This time of the year is a great time for cinema. Martin McDonagh hasn’t made many films, but they are always worthwhile when he does. The Banshees of Inisherin is a wholly bizarre but very effective dark comedy about the changing seasons of life and how our personal relationships fit or don’t fit in.
One man’s understanding of his life begins to crumble when his longtime friend suddenly wants nothing to do with him.
I love that McDonagh takes a simple and understandable idea, like outgrowing some friendships as we get older, and takes it to an absurd extreme. He has always had a flair for the dramatic and has written excellent characters, both of which are still true here. Still, this story feels more earthy than some of his other work (for lack of a better word) and might even be more of a metaphor for his own experience.
Stories like In Bruges and Seven Psychopaths have great, colorful characters in a gritty but romanticized world of professional assassins and embrace that. It’s fertile soil for having fun with character writing, but what we saw with Three Billboards was a shift toward more narrowly focused storytelling with more individual depth. That curve has led to an even more stripped-down story, in this case, setting things on the sleepy fictional island of Inisherin off the coast of Ireland in the early 1920s. Devoid of any modern technology, we are free to focus on the very personal relationship that is the catalyst for the whole film.
While I haven’t read anything to confirm it, this seems personal to McDonagh and if that’s the case, it makes sense that he went to Colin Farrell and Brendan Gleeson who were there at the beginning for In Bruges. Farrell was also in Seven Psychopaths, so maybe he’s something of a muse, but there is symbolism in bringing Gleeson in to play the other half of the coin in this story.
Gleeson is an incredible actor and this is a role that takes full advantage of his range and his unique screen presence. He’s a powerhouse on screen and he wields his character’s disdain like a whip, slack until given energy. It is his character, Colm, who initiates the break between the friends and has a more precarious position. He’s managing guilt, remorse, ambition, and plenty of fear, and he breathes genuine life into that cluster of emotions. If there is a performance that elevates this film to another plain, it’s his.
That doesn’t mean Farrell wasn’t good. He has to play a character whose identity is compromised when his oldest friend wants nothing to do with him anymore. Can you imagine? His character, Pádraic, is a nice but dull fellow, but it’s his inability to handle change that defines him and this story. Farrell plays him with a sympathetic edge but his refusal to acknowledge someone’s boundaries gradually chips away at the facade and reveals a selfish man who can’t see beyond himself. McDonagh frames it like two pendulums that were once in rhythm but still occasionally pass one another on their downward swings.

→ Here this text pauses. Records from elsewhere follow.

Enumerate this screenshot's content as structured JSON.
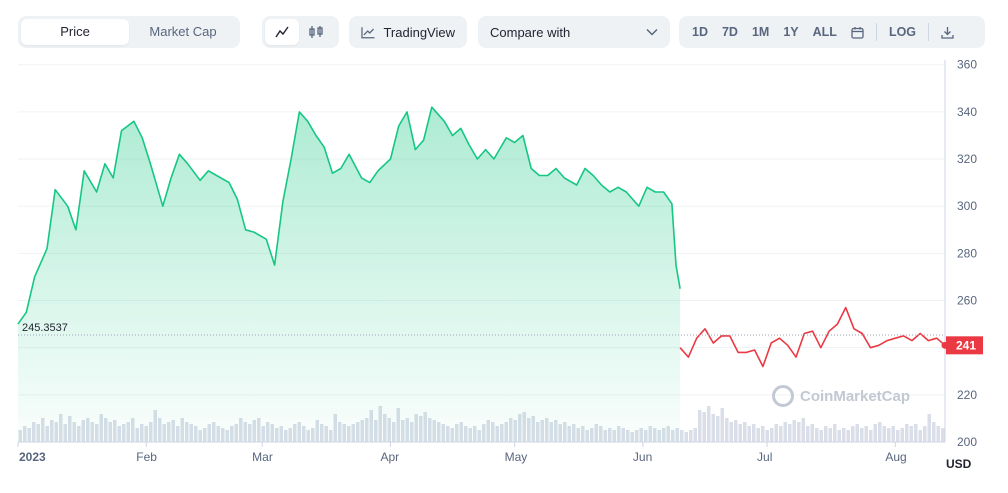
{
  "toolbar": {
    "tabs": [
      "Price",
      "Market Cap"
    ],
    "active_tab": "Price",
    "icons": [
      "line-chart-icon",
      "candlestick-icon"
    ],
    "tradingview_label": "TradingView",
    "compare_label": "Compare with",
    "ranges": [
      "1D",
      "7D",
      "1M",
      "1Y",
      "ALL"
    ],
    "log_label": "LOG"
  },
  "colors": {
    "up": "#16c784",
    "down": "#ea3943",
    "grid": "#eff2f5",
    "volume": "#cfd6e4"
  },
  "watermark": "CoinMarketCap",
  "chart_data": {
    "type": "area",
    "ylim": [
      200,
      362
    ],
    "yticks": [
      200,
      220,
      240,
      260,
      280,
      300,
      320,
      340,
      360
    ],
    "ylabel": "USD",
    "xticks": [
      "2023",
      "Feb",
      "Mar",
      "Apr",
      "May",
      "Jun",
      "Jul",
      "Aug"
    ],
    "reference_price": 245.3537,
    "reference_label": "245.3537",
    "current_price_label": "241",
    "x_start": "2023-01-01",
    "x_end": "2023-08-13",
    "series": [
      {
        "name": "",
        "x": [
          "2023-01-01",
          "2023-01-03",
          "2023-01-05",
          "2023-01-08",
          "2023-01-10",
          "2023-01-13",
          "2023-01-15",
          "2023-01-17",
          "2023-01-20",
          "2023-01-22",
          "2023-01-24",
          "2023-01-26",
          "2023-01-29",
          "2023-01-31",
          "2023-02-02",
          "2023-02-05",
          "2023-02-07",
          "2023-02-09",
          "2023-02-11",
          "2023-02-14",
          "2023-02-16",
          "2023-02-18",
          "2023-02-21",
          "2023-02-23",
          "2023-02-25",
          "2023-02-27",
          "2023-03-02",
          "2023-03-04",
          "2023-03-06",
          "2023-03-08",
          "2023-03-10",
          "2023-03-12",
          "2023-03-14",
          "2023-03-16",
          "2023-03-18",
          "2023-03-20",
          "2023-03-22",
          "2023-03-25",
          "2023-03-27",
          "2023-03-29",
          "2023-04-01",
          "2023-04-03",
          "2023-04-05",
          "2023-04-07",
          "2023-04-09",
          "2023-04-11",
          "2023-04-14",
          "2023-04-16",
          "2023-04-18",
          "2023-04-20",
          "2023-04-22",
          "2023-04-24",
          "2023-04-26",
          "2023-04-29",
          "2023-05-01",
          "2023-05-03",
          "2023-05-05",
          "2023-05-07",
          "2023-05-09",
          "2023-05-11",
          "2023-05-13",
          "2023-05-16",
          "2023-05-18",
          "2023-05-20",
          "2023-05-22",
          "2023-05-24",
          "2023-05-26",
          "2023-05-28",
          "2023-05-31",
          "2023-06-02",
          "2023-06-04",
          "2023-06-06",
          "2023-06-08",
          "2023-06-09",
          "2023-06-10"
        ],
        "values": [
          250,
          255,
          270,
          282,
          307,
          300,
          290,
          315,
          306,
          318,
          312,
          332,
          336,
          329,
          318,
          300,
          312,
          322,
          318,
          311,
          315,
          313,
          310,
          303,
          290,
          289,
          286,
          275,
          302,
          320,
          340,
          336,
          330,
          325,
          314,
          316,
          322,
          312,
          310,
          315,
          320,
          334,
          340,
          324,
          328,
          342,
          336,
          330,
          333,
          326,
          320,
          324,
          320,
          329,
          327,
          330,
          316,
          313,
          313,
          316,
          312,
          309,
          316,
          313,
          309,
          306,
          308,
          306,
          300,
          308,
          306,
          306,
          301,
          275,
          265
        ]
      },
      {
        "name": "",
        "x": [
          "2023-06-10",
          "2023-06-12",
          "2023-06-14",
          "2023-06-16",
          "2023-06-18",
          "2023-06-20",
          "2023-06-22",
          "2023-06-24",
          "2023-06-26",
          "2023-06-28",
          "2023-06-30",
          "2023-07-02",
          "2023-07-04",
          "2023-07-06",
          "2023-07-08",
          "2023-07-10",
          "2023-07-12",
          "2023-07-14",
          "2023-07-16",
          "2023-07-18",
          "2023-07-20",
          "2023-07-22",
          "2023-07-24",
          "2023-07-26",
          "2023-07-28",
          "2023-07-30",
          "2023-08-01",
          "2023-08-03",
          "2023-08-05",
          "2023-08-07",
          "2023-08-09",
          "2023-08-11",
          "2023-08-13"
        ],
        "values": [
          240,
          236,
          244,
          248,
          242,
          245,
          245,
          238,
          238,
          239,
          232,
          242,
          244,
          241,
          236,
          246,
          247,
          240,
          247,
          250,
          257,
          248,
          246,
          240,
          241,
          243,
          244,
          245,
          243,
          246,
          243,
          244,
          241
        ]
      }
    ],
    "volume": [
      0.3,
      0.4,
      0.35,
      0.5,
      0.45,
      0.6,
      0.4,
      0.55,
      0.5,
      0.7,
      0.45,
      0.65,
      0.5,
      0.4,
      0.55,
      0.6,
      0.5,
      0.45,
      0.7,
      0.6,
      0.5,
      0.55,
      0.4,
      0.45,
      0.5,
      0.6,
      0.35,
      0.45,
      0.4,
      0.5,
      0.8,
      0.6,
      0.45,
      0.5,
      0.55,
      0.4,
      0.6,
      0.5,
      0.45,
      0.4,
      0.3,
      0.35,
      0.45,
      0.5,
      0.4,
      0.35,
      0.3,
      0.4,
      0.45,
      0.6,
      0.5,
      0.45,
      0.55,
      0.6,
      0.4,
      0.5,
      0.45,
      0.35,
      0.4,
      0.3,
      0.35,
      0.45,
      0.5,
      0.4,
      0.3,
      0.35,
      0.55,
      0.45,
      0.4,
      0.3,
      0.7,
      0.5,
      0.45,
      0.4,
      0.45,
      0.5,
      0.55,
      0.6,
      0.8,
      0.55,
      0.9,
      0.7,
      0.6,
      0.5,
      0.85,
      0.55,
      0.6,
      0.5,
      0.7,
      0.65,
      0.75,
      0.6,
      0.55,
      0.5,
      0.45,
      0.4,
      0.35,
      0.45,
      0.5,
      0.4,
      0.35,
      0.4,
      0.3,
      0.45,
      0.55,
      0.5,
      0.4,
      0.45,
      0.5,
      0.6,
      0.55,
      0.7,
      0.75,
      0.6,
      0.65,
      0.5,
      0.55,
      0.6,
      0.5,
      0.55,
      0.45,
      0.5,
      0.4,
      0.45,
      0.35,
      0.4,
      0.3,
      0.35,
      0.45,
      0.4,
      0.3,
      0.35,
      0.3,
      0.4,
      0.35,
      0.3,
      0.25,
      0.3,
      0.35,
      0.3,
      0.4,
      0.35,
      0.3,
      0.35,
      0.4,
      0.3,
      0.35,
      0.3,
      0.25,
      0.3,
      0.35,
      0.8,
      0.75,
      0.9,
      0.7,
      0.65,
      0.85,
      0.6,
      0.5,
      0.55,
      0.45,
      0.5,
      0.4,
      0.45,
      0.35,
      0.4,
      0.3,
      0.35,
      0.45,
      0.4,
      0.5,
      0.45,
      0.55,
      0.5,
      0.6,
      0.4,
      0.45,
      0.35,
      0.3,
      0.4,
      0.35,
      0.45,
      0.3,
      0.35,
      0.3,
      0.4,
      0.45,
      0.35,
      0.4,
      0.3,
      0.45,
      0.5,
      0.4,
      0.35,
      0.4,
      0.3,
      0.35,
      0.45,
      0.4,
      0.45,
      0.3,
      0.4,
      0.7,
      0.5,
      0.4,
      0.35
    ]
  }
}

If I maintain that analogy, Kerry Condon is the film’s metronome as Páraic’s sister Siobhan. She is a steady presence in the middle that embodies the characters’ qualities of both and shows the audience that neither of the other two is entirely right in their behavior. As we sit back and sort of instinctively takes sides in the dispute, it’s easy to side with her. My favorite thing about her performance was the undeniable ambition she brings to the character. She wants more out of life in many different avenues, but she translates the “want” part of it with authority.
Barry Keoghan is one of my favorite young actors and he plays the town fool, Dominic, but there’s more to him that I won’t quite get into. He was great though and, while comic relief isn’t quite accurate, he provided some much-needed, simple levity to lighten the mood. However, his uncomplicated and unfiltered delivery cuts through any pretentious notions of the other characters. It was a great bit of character writing and a strong role for Keoghan.
The location filming is quite breathtaking and Ben Davis pairs some great landscape cinematography with low-light medium shots that capture the unrefined nature of the environments. That’s all complemented beautifully by Carter Burwell’s gothic music. It’s not the kind of original score that grabs you, but it has haunting effectiveness.
I love dark comedies, but this is so much more. It took me a little while to process just how much I enjoyed it, but that’s the kind of film it is. I didn’t get around to writing about it right away but I am glad. Now I want to go back and watch all of McDonagh’s other films again.
Recommendation: If you are a fan of McDonagh’s work, this is the natural evolution of the curve he’s been traveling on. Even if you aren’t a fan or haven’t seen his work, there is plenty to take from this. See it if you can.